Se "sfogliando" i quotidiani, stamattina, avete letto a più riprese di un tale Enzo Bianchi e dei provvedimenti presi nei suoi confronti da Papa Francesco, senza a capire di cosa si stesse parlando, non vi preoccupate, non siete i soli. Chi è, dunque, questo religioso di cui tutti parlano?
Per molti è un prete eretico, per altri il profeta di una Chiesa Cattolica che deve rinnovarsi. Al momento, però, Enzo Bianchi è un religioso senza casa. O, meglio, sfrattato dalla sua casa: la Comunità di Bose. L’aveva fondata nel 1965, dopo aver conseguito una laurea in Economia, ritirandosi in una frazione abbandonata del Comune di Magnano sulla Serra di Ivrea: Bose, appunto. Ha accolto le prime sorelle e i primi fratelli e ha scritto la Regola della comunità, che oggi conta circa 80 membri, che operano tra Israele, la Sardegna, la Toscana, l’Umbria e il Lazio. Nel frattempo ha creato anche una casa editrice. E, chiaramente, ha scritto libri.
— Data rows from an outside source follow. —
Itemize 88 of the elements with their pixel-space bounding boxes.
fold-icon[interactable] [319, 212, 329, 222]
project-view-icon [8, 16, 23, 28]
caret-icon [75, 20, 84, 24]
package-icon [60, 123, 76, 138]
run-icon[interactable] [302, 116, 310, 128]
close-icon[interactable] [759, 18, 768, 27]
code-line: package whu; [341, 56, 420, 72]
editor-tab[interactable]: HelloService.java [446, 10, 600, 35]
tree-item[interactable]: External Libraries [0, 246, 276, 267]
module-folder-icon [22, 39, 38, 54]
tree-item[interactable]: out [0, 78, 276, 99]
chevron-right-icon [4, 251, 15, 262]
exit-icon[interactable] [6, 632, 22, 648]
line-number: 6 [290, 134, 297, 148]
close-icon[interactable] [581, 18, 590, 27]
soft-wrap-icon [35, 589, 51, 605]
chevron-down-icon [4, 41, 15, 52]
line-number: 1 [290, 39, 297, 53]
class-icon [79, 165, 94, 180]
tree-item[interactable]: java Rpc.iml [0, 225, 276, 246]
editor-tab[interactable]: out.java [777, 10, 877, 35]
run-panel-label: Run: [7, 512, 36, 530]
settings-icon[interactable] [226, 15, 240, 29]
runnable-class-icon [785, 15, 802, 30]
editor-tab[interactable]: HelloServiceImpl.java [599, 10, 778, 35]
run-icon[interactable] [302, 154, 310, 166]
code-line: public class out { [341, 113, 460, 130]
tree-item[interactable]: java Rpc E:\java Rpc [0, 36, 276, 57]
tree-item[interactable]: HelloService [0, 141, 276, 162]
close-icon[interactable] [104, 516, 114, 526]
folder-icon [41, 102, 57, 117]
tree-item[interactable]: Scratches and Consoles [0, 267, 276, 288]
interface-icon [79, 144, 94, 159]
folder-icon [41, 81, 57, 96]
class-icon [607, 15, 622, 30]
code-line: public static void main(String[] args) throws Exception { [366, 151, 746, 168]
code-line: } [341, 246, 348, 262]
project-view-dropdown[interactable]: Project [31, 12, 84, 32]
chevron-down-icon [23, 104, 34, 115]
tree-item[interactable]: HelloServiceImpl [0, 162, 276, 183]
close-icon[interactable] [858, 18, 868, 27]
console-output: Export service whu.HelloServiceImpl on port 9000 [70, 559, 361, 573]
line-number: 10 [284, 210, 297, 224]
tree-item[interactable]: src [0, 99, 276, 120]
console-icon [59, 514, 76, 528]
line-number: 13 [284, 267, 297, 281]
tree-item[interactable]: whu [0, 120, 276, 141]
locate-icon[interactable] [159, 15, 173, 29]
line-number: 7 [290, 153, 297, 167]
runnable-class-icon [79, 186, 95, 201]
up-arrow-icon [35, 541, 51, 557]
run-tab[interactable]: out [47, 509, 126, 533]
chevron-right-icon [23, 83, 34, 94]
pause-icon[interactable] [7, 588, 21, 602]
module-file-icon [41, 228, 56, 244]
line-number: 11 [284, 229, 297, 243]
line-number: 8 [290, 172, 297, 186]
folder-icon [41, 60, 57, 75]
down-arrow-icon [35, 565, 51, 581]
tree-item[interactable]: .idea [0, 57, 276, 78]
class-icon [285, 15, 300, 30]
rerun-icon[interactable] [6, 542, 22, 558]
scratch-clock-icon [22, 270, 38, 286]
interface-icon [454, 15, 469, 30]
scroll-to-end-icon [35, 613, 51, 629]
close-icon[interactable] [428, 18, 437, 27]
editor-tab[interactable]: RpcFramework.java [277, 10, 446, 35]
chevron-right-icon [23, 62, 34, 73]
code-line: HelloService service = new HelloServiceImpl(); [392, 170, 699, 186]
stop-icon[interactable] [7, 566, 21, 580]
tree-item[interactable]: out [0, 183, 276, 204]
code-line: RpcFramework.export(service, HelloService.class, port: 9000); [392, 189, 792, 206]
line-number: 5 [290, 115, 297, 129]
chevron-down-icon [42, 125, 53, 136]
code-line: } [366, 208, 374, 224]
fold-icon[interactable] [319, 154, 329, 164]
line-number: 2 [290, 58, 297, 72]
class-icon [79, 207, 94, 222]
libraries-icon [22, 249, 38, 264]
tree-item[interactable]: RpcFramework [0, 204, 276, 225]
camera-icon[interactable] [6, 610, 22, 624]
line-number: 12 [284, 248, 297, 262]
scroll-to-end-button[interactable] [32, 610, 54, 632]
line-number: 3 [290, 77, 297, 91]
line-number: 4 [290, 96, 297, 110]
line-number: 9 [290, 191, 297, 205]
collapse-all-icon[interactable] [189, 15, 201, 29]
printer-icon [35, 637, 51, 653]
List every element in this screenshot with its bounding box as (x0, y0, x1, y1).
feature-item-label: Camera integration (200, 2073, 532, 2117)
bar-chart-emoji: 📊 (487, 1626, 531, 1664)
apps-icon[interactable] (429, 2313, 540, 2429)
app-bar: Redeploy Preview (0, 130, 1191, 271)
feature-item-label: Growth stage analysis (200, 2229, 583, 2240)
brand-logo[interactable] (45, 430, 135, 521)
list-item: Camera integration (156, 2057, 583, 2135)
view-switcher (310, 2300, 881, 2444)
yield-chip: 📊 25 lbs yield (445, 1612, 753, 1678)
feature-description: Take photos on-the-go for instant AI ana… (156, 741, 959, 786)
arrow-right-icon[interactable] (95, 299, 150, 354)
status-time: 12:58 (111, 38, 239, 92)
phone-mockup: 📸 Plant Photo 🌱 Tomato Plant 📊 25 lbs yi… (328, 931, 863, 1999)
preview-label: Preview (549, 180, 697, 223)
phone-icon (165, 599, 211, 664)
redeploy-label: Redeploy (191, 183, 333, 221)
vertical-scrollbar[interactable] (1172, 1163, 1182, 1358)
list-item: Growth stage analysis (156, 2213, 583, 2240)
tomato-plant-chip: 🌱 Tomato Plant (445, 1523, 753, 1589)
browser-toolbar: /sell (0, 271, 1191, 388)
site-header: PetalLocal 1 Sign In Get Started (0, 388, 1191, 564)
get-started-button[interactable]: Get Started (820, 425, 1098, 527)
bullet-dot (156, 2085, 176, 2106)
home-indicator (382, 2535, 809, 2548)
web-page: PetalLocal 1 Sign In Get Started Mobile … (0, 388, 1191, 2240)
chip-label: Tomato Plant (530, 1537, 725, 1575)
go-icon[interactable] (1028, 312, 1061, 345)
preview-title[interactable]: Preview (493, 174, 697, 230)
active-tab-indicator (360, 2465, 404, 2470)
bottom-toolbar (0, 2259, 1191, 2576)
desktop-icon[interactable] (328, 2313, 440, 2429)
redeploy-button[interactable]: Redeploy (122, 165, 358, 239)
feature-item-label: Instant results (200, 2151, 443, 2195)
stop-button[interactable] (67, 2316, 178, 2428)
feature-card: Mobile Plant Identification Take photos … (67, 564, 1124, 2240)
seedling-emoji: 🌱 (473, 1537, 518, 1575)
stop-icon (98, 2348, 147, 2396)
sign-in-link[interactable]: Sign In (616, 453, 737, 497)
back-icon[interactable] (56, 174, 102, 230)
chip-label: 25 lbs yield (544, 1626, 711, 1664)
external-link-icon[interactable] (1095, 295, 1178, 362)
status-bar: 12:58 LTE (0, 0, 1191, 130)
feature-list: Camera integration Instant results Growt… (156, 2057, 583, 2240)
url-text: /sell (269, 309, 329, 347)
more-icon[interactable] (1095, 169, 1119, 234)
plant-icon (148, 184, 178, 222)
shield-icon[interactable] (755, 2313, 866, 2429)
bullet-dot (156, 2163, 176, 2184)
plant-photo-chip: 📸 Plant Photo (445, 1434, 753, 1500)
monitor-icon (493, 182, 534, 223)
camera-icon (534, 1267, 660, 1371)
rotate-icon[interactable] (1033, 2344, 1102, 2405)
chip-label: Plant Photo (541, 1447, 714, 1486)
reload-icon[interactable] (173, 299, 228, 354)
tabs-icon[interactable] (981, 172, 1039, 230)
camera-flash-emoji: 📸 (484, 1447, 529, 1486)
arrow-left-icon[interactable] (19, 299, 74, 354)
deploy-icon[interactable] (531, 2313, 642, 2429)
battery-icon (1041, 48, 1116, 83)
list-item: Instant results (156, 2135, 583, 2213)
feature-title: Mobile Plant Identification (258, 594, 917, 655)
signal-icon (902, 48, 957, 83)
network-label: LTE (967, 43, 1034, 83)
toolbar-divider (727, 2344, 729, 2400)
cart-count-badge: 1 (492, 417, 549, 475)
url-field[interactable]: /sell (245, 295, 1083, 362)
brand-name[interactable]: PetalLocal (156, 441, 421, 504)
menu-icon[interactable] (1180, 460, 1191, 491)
Fiumi di libri in cui ha proposto alla comunità cristiana temi già noti, ma affrontati con punti di vista spesso in forte contrapposizione con la tradizione. E con il Vaticano, che ne frattempo aveva riconosciuto l’ordine da lui fondato e l’opera portata avanti, essendone guida e priore per oltre mezzo secolo.
Fino al 2017, quando il Santo Padre ha comunicato la decisione di sostituire Bianchi con un nuovo priore, fratel Luciano Manicardi. I due non sono riusciti a convivere: troppo forte la personalità di Bianchi (e quello che rappresenta) per mantenersi obbediente al nuovo. Così, ieri, è arrivata la decisione di papa Francesco che, a seguito del rapporto di una visita apostolica durata sei mesi, ha disposto l’allontanamento di Bianchi e di altri due suoi fedelissimi dalla Comunità di Bose.
E questa è la versione ufficiale. Il grimaldello, sicuramente vero e oggettivo, di una partita organizzativa che vede nel concreto la Comunità di Bose, il vecchio priore e il nuovo priore come simboli di una partita che in realtà è più astratta, ma enormemente più grande: una partita teologica tra la Parola di Dio, la Chiesa e Enzo Bianchi. Lo dice lui stesso, nella dichiarazione twittata dopo aver appreso di dover lasciare la comunità che aveva fondato: “Ciò che è decisivo per determinare il valore di una vita non è la quantità di cose che abbiamo realizzato ma l’amore che abbiamo vissuto in ciascuna delle nostre azioni: anche quando le cose che abbiamo realizzato finiranno l’amore resterà come loro traccia indelebile”. Tradotto per noi poveri di spirito: “M’hanno fatto fuori, ma non basterà farmi fuori per tacitarmi”.
Sono tanti quelli che pensano che Bianchi, per le sue posizioni radicali, per le sue idee, per le sue ingerenze politiche, sia in verità un moderno eretico. Ma sono tanti anche quelli che lo considerano un vero e proprio profeta: un uomo di Chiesa chiamato a rinnovare la Chiesa.
Impossibile, per noi, sbilanciarsi in una delle due direzioni. Bisognerebbe conoscere a fondo, anche tra il fondo, le coniugazioni e le sfumature di un dibattito che, conti alla mano, sta su da 2020 anni. E che attiene allo spirito. Oppure, come disse Bianchi in una famosa intervista a Repubblica, alla coscienza: “La dottrina cattolica del Concilio Vaticano II ribadisce con chiarezza che la coscienza prevale su qualsiasi autorità, anche quella Papale”. Ed è una frase che segna un definitivo momento di rottura. Perché, diciamocelo chiaramente, non sono certo le idee di Bianchi su Islam, donne e immigrazione (sicuramente estreme e distanti dalla tradizione, ma non più di quelle di altri uomini di chiesa), ad aver fatto sorgere dubbi d’eresia o di profezia.
Il nodo non è la radicalità in generale, ma la radicalità sull’obbedienza, il venir meno a un principio che è cardine e garanzia per la struttura della Chiesa Cattolica stessa. Bianchi, in estrema sintesi, è stato chiaro: il primo pastore da ascoltare è la coscienza.